When our brains read the word “dog,” the following occurs:

  • The phonological processing part of our brain identifies and says three sounds: /d/ /ŏ/ /g/
  • The orthographic processing part of brain identifies and names the shapes of the letters “D,” “O,” and “G.”
  • The meaning processing part of our brain defines the word as a furry four-legged animal.
  • The contextual processing part of our brain situates the word in our own personal experiences—I love dogs, I dislike dogs, I have a dog, my dog needs to go to the vet—something relevant and personal between you and the word

All of these events happen simultaneously and in a split second. When a child struggles with reading, typically one or more of these areas is the weak link. Parents can use the following techniques to guide their children in each area:

  • Phonological processing: practicing rhyming words, identifying individual sounds in words, making and breaking compound words, counting syllables in words, and counting individual sounds in words.
  • Orthographic processing: practicing writing letters of the alphabet – both in and out of order – as well as identifying letters
  • Meaning processing: develop and expand vocabulary – the more words your child knows and can use the more words the brain can access when it is looking at the letters and sounds in a word.
  • Contextual processing: develop this through experiencing and doing things, but also by hearing about things during read-alouds. You can have a personal response to the word astronaut even if you’ve never been to space: “I’d love to be an astronaut and explore space!” or “Astronauts seem very brave and I don’t think I’d like to do that.” The more we read aloud to students, the more they are exposed to words, sounds, letters, and even experiences. The more exposed students are to words, sounds, letters, and experiences, the easier the reading process can be for them.

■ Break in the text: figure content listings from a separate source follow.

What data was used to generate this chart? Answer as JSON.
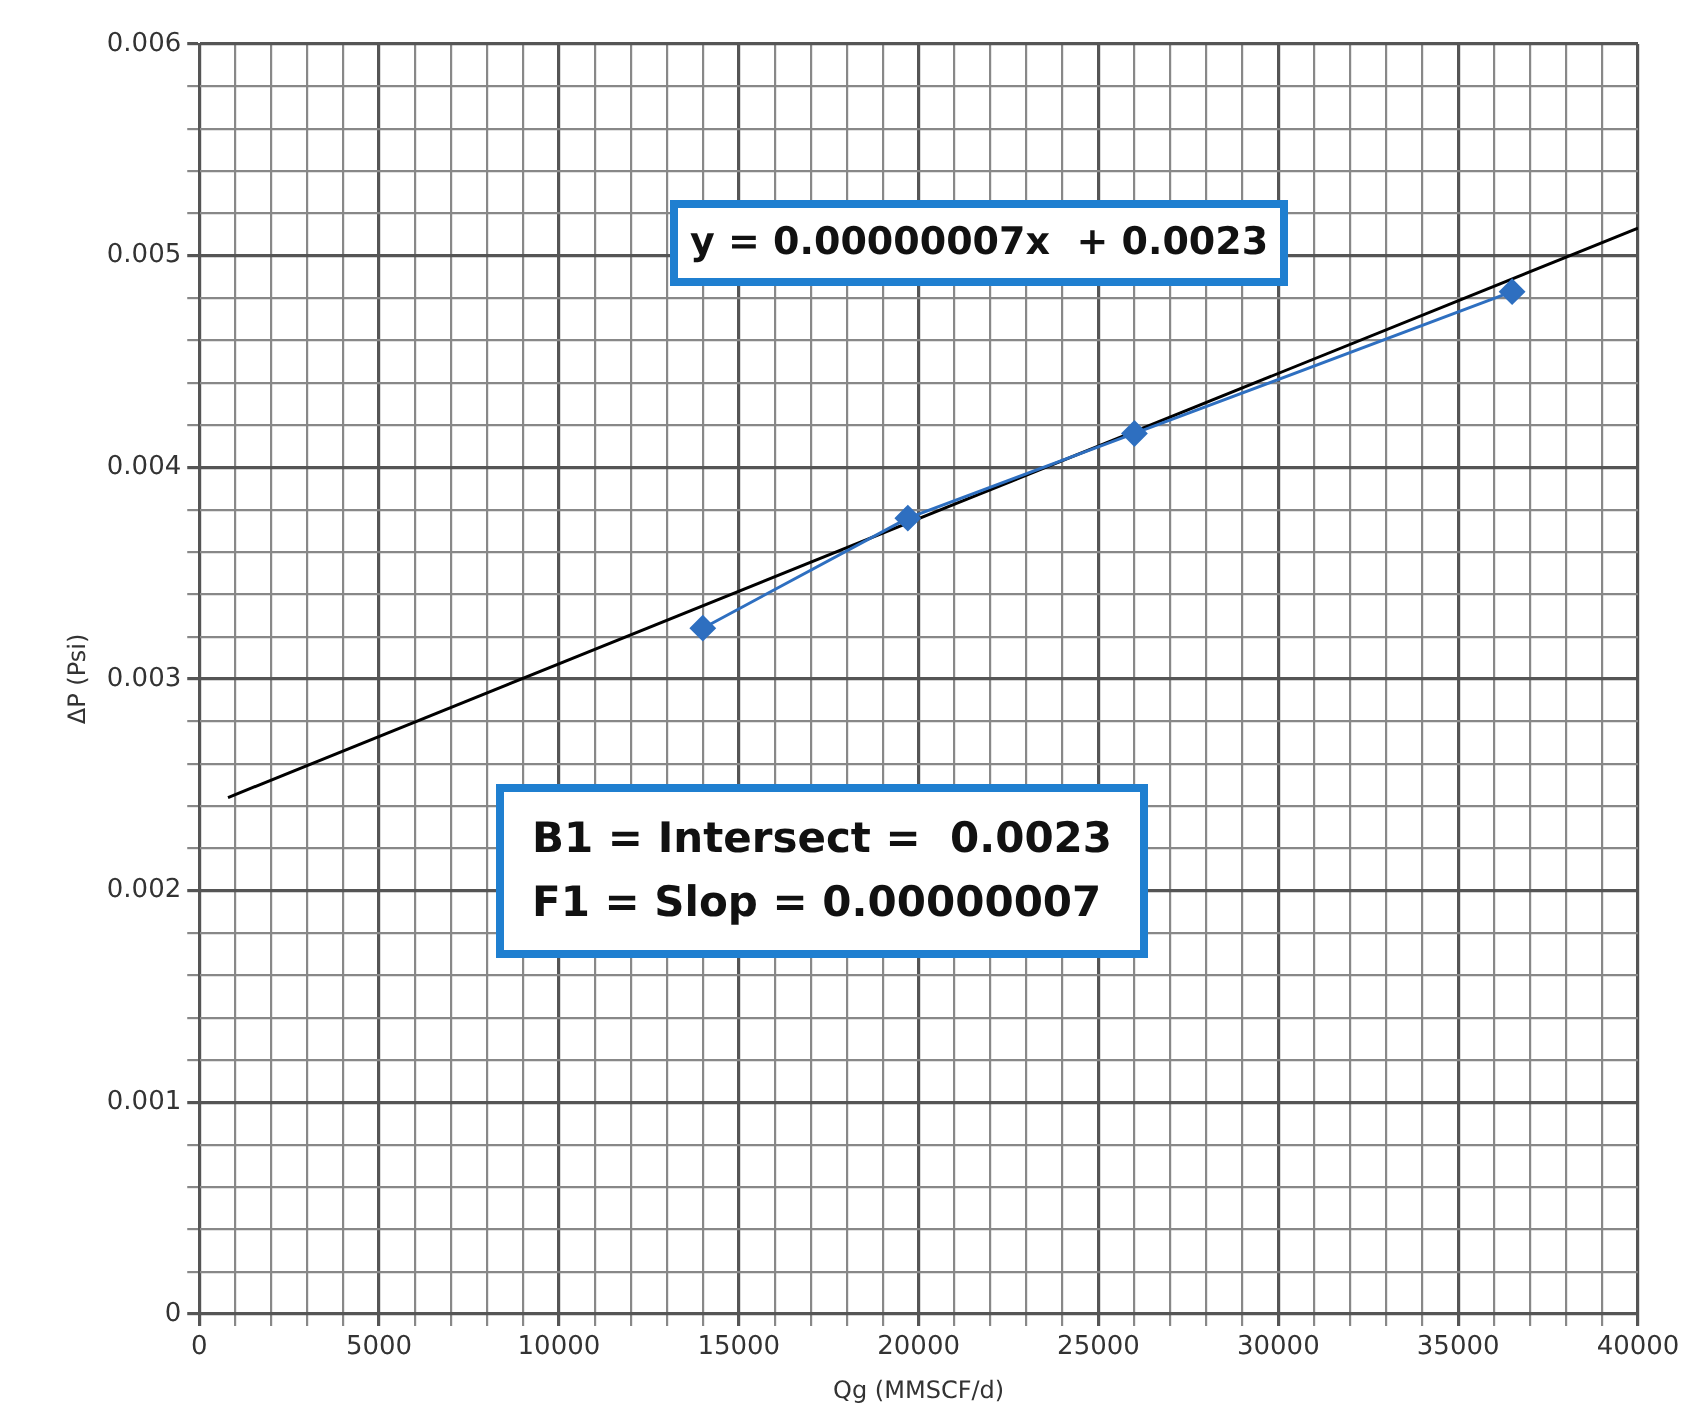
{
  "chart_data": {
    "type": "line",
    "xlabel": "Qg (MMSCF/d)",
    "ylabel": "ΔP (Psi)",
    "xlim": [
      0,
      40000
    ],
    "ylim": [
      0,
      0.006
    ],
    "xticks": [
      0,
      {
        "value": 1000,
        "label": null
      },
      {
        "value": 2000,
        "label": null
      },
      {
        "value": 3000,
        "label": null
      },
      {
        "value": 4000,
        "label": null
      },
      5000,
      {
        "value": 6000,
        "label": null
      },
      {
        "value": 7000,
        "label": null
      },
      {
        "value": 8000,
        "label": null
      },
      {
        "value": 9000,
        "label": null
      },
      10000,
      {
        "value": 11000,
        "label": null
      },
      {
        "value": 12000,
        "label": null
      },
      {
        "value": 13000,
        "label": null
      },
      {
        "value": 14000,
        "label": null
      },
      15000,
      {
        "value": 16000,
        "label": null
      },
      {
        "value": 17000,
        "label": null
      },
      {
        "value": 18000,
        "label": null
      },
      {
        "value": 19000,
        "label": null
      },
      20000,
      {
        "value": 21000,
        "label": null
      },
      {
        "value": 22000,
        "label": null
      },
      {
        "value": 23000,
        "label": null
      },
      {
        "value": 24000,
        "label": null
      },
      25000,
      {
        "value": 26000,
        "label": null
      },
      {
        "value": 27000,
        "label": null
      },
      {
        "value": 28000,
        "label": null
      },
      {
        "value": 29000,
        "label": null
      },
      30000,
      {
        "value": 31000,
        "label": null
      },
      {
        "value": 32000,
        "label": null
      },
      {
        "value": 33000,
        "label": null
      },
      {
        "value": 34000,
        "label": null
      },
      35000,
      {
        "value": 36000,
        "label": null
      },
      {
        "value": 37000,
        "label": null
      },
      {
        "value": 38000,
        "label": null
      },
      {
        "value": 39000,
        "label": null
      },
      40000
    ],
    "yticks": [
      0,
      {
        "value": 0.0002,
        "label": null
      },
      {
        "value": 0.0004,
        "label": null
      },
      {
        "value": 0.0006,
        "label": null
      },
      {
        "value": 0.0008,
        "label": null
      },
      0.001,
      {
        "value": 0.0012,
        "label": null
      },
      {
        "value": 0.0014,
        "label": null
      },
      {
        "value": 0.0016,
        "label": null
      },
      {
        "value": 0.0018,
        "label": null
      },
      0.002,
      {
        "value": 0.0022,
        "label": null
      },
      {
        "value": 0.0024,
        "label": null
      },
      {
        "value": 0.0026,
        "label": null
      },
      {
        "value": 0.0028,
        "label": null
      },
      0.003,
      {
        "value": 0.0032,
        "label": null
      },
      {
        "value": 0.0034,
        "label": null
      },
      {
        "value": 0.0036,
        "label": null
      },
      {
        "value": 0.0038,
        "label": null
      },
      0.004,
      {
        "value": 0.0042,
        "label": null
      },
      {
        "value": 0.0044,
        "label": null
      },
      {
        "value": 0.0046,
        "label": null
      },
      {
        "value": 0.0048,
        "label": null
      },
      0.005,
      {
        "value": 0.0052,
        "label": null
      },
      {
        "value": 0.0054,
        "label": null
      },
      {
        "value": 0.0056,
        "label": null
      },
      {
        "value": 0.0058,
        "label": null
      },
      0.006
    ],
    "grid": true,
    "legend": false,
    "series": [
      {
        "color": "#2e6fc0",
        "marker": "diamond",
        "x": [
          14000,
          19700,
          26000,
          36500
        ],
        "values": [
          0.00324,
          0.00376,
          0.00416,
          0.00483
        ]
      },
      {
        "color": "#000000",
        "marker": "none",
        "x": [
          800,
          40000
        ],
        "values": [
          0.00244,
          0.00513
        ]
      }
    ],
    "annotations": [
      "y = 0.00000007x  + 0.0023",
      "B1 = Intersect =  0.0023\nF1 = Slop = 0.00000007"
    ]
  }
}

During National Young Readers Week, I encourage all parents to take time to read aloud even more than you normally do with your family and young readers. Talk about the words in the book that are interesting or difficult. Perhaps you can write those words where the family can see the word as a reminder to use it in conversations. With young learners (ages 3-5), you can practice playing rhyming games, counting the number of sounds in words, or naming the first sound in a word. These are simple ways to make big strides in your young reader’s learning.